Tuesday, June 15, 2004
That Sinful Weed
Here is an editorial from one of our northern neighbors, written for the Toronto Star yesterday, on what a horrible idea it would be for the government to legalize marijuana production.
The editorial is responding to a report by the Fraser Institute, a Canadian think tank advocating competitive market solutions to public policy problems. You can read the report here. Its author focuses on the fact that marijuana production benefits organized crime, and that the government would be better off legalizing production and taxing it.
What I found interesting in the editorial was the author's view that "this study affirms the notion that government ought to use its power to punish sinful behaviour. If that's the case, we prefer...maintaining the social stigma that attends [marijuana]." Is that what government is for? Many people think that it is distasteful for government to attempt to regulate the morality of a society, yet that is what it often does intentionally or not. I don't believe that government should regulate morality, but I do believe that the government sends important social signals through its criminal laws.
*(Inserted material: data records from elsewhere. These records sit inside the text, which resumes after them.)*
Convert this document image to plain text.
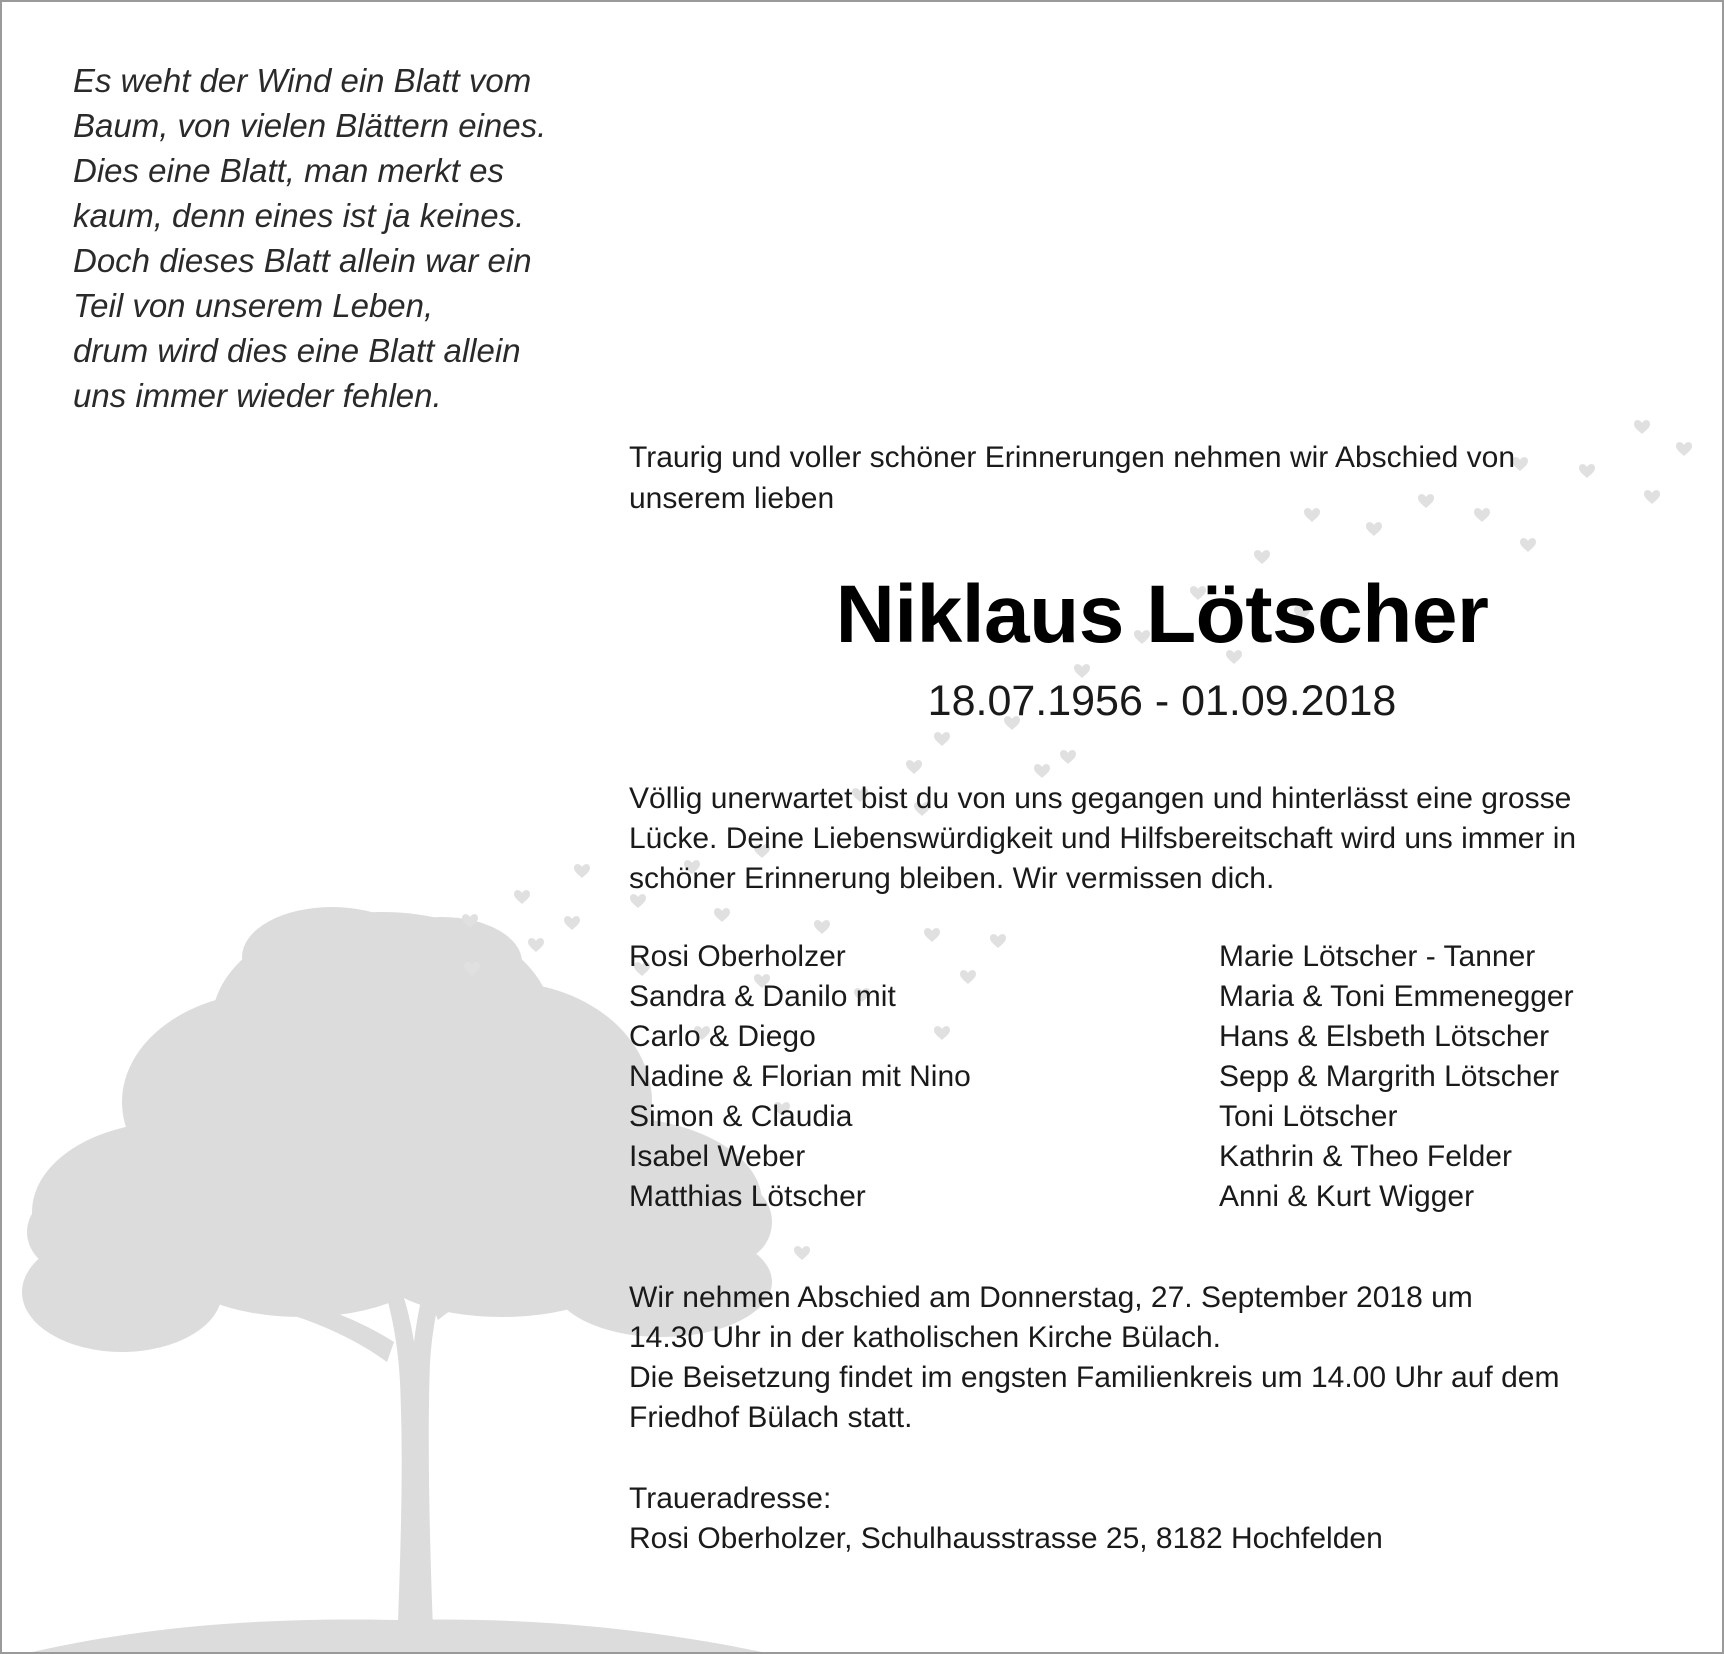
Es weht der Wind ein Blatt vom
Baum, von vielen Blättern eines.
Dies eine Blatt, man merkt es
kaum, denn eines ist ja keines.
Doch dieses Blatt allein war ein
Teil von unserem Leben,
drum wird dies eine Blatt allein
uns immer wieder fehlen.
Traurig und voller schöner Erinnerungen nehmen wir Abschied von
unserem lieben
Niklaus Lötscher
18.07.1956 - 01.09.2018
Völlig unerwartet bist du von uns gegangen und hinterlässt eine grosse
Lücke. Deine Liebenswürdigkeit und Hilfsbereitschaft wird uns immer in
schöner Erinnerung bleiben. Wir vermissen dich.
Rosi Oberholzer
Sandra & Danilo mit
Carlo & Diego
Nadine & Florian mit Nino
Simon & Claudia
Isabel Weber
Matthias Lötscher
Marie Lötscher - Tanner
Maria & Toni Emmenegger
Hans & Elsbeth Lötscher
Sepp & Margrith Lötscher
Toni Lötscher
Kathrin & Theo Felder
Anni & Kurt Wigger
Wir nehmen Abschied am Donnerstag, 27. September 2018 um
14.30 Uhr in der katholischen Kirche Bülach.
Die Beisetzung findet im engsten Familienkreis um 14.00 Uhr auf dem
Friedhof Bülach statt.
Traueradresse:
Rosi Oberholzer, Schulhausstrasse 25, 8182 Hochfelden
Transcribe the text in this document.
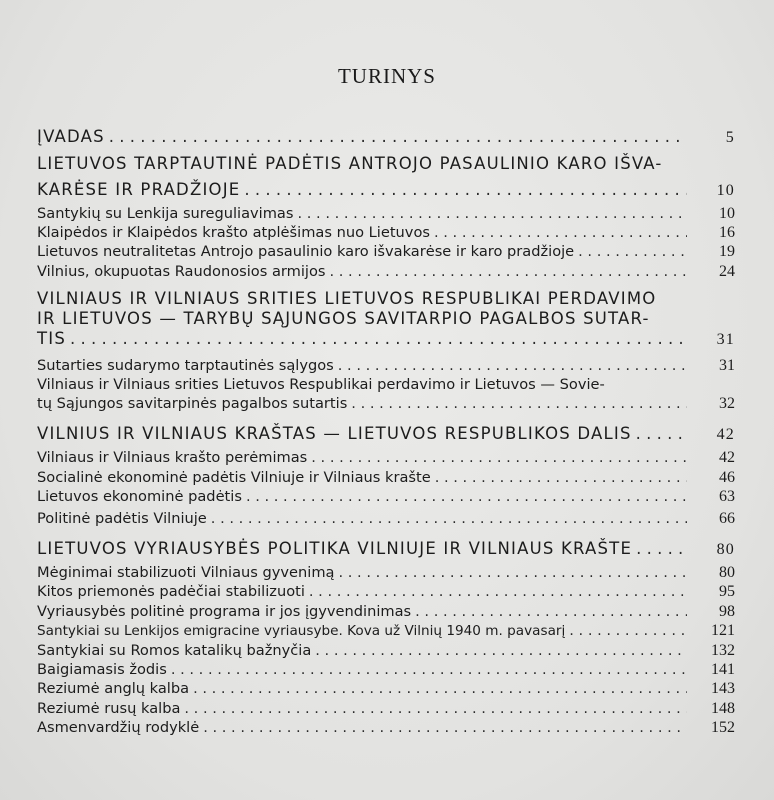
TURINYS
ĮVADAS . . .	5
LIETUVOS TARPTAUTINĖ PADĖTIS ANTROJO PASAULINIO KARO IŠVA-
KARĖSE IR PRADŽIOJE . . .	10
Santykių su Lenkija sureguliavimas . . .	10
Klaipėdos ir Klaipėdos krašto atplėšimas nuo Lietuvos . . .	16
Lietuvos neutralitetas Antrojo pasaulinio karo išvakarėse ir karo pradžioje . . .	19
Vilnius, okupuotas Raudonosios armijos . . .	24
VILNIAUS IR VILNIAUS SRITIES LIETUVOS RESPUBLIKAI PERDAVIMO
IR LIETUVOS — TARYBŲ SĄJUNGOS SAVITARPIO PAGALBOS SUTAR-
TIS . . .	31
Sutarties sudarymo tarptautinės sąlygos . . .	31
Vilniaus ir Vilniaus srities Lietuvos Respublikai perdavimo ir Lietuvos — Sovie-
tų Sąjungos savitarpinės pagalbos sutartis . . .	32
VILNIUS IR VILNIAUS KRAŠTAS — LIETUVOS RESPUBLIKOS DALIS . . .	42
Vilniaus ir Vilniaus krašto perėmimas . . .	42
Socialinė ekonominė padėtis Vilniuje ir Vilniaus krašte . . .	46
Lietuvos ekonominė padėtis . . .	63
Politinė padėtis Vilniuje . . .	66
LIETUVOS VYRIAUSYBĖS POLITIKA VILNIUJE IR VILNIAUS KRAŠTE . . .	80
Mėginimai stabilizuoti Vilniaus gyvenimą . . .	80
Kitos priemonės padėčiai stabilizuoti . . .	95
Vyriausybės politinė programa ir jos įgyvendinimas . . .	98
Santykiai su Lenkijos emigracine vyriausybe. Kova už Vilnių 1940 m. pavasarį . . .	121
Santykiai su Romos katalikų bažnyčia . . .	132
Baigiamasis žodis . . .	141
Reziumė anglų kalba . . .	143
Reziumė rusų kalba . . .	148
Asmenvardžių rodyklė . . .	152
For example, our government once told us that it was illegal and therefore immoral for people of different races to marry. Drug dealers face harsher criminal penalties than murderers under federal sentencing guidelines, thus signaling that selling certain substances is more immoral than killing someone. Heavy drinkers and chain smokers may be frowned upon by society, but they are not thrown in jail, separated from their families, and burdened by a criminal record for the rest of their lives. Their behavior, in the government's eyes, is more moral than someone who smokes an occasional joint, or puts some cocaine up their nose once a year.
As long as our government refuses to accept an enlightened view of substance use, individuals who choose to ingest something that the Powers That Be have deemed "sinful" will continue to be marginalized, and people like the author of the Toronto Star editorial will have legitimacy in their view that these individuals are immoral and evil. One may not agree with a person's decision to use one substance or another, but labeling that person as sinful for making a personal choice is not a very wise basis for government policies.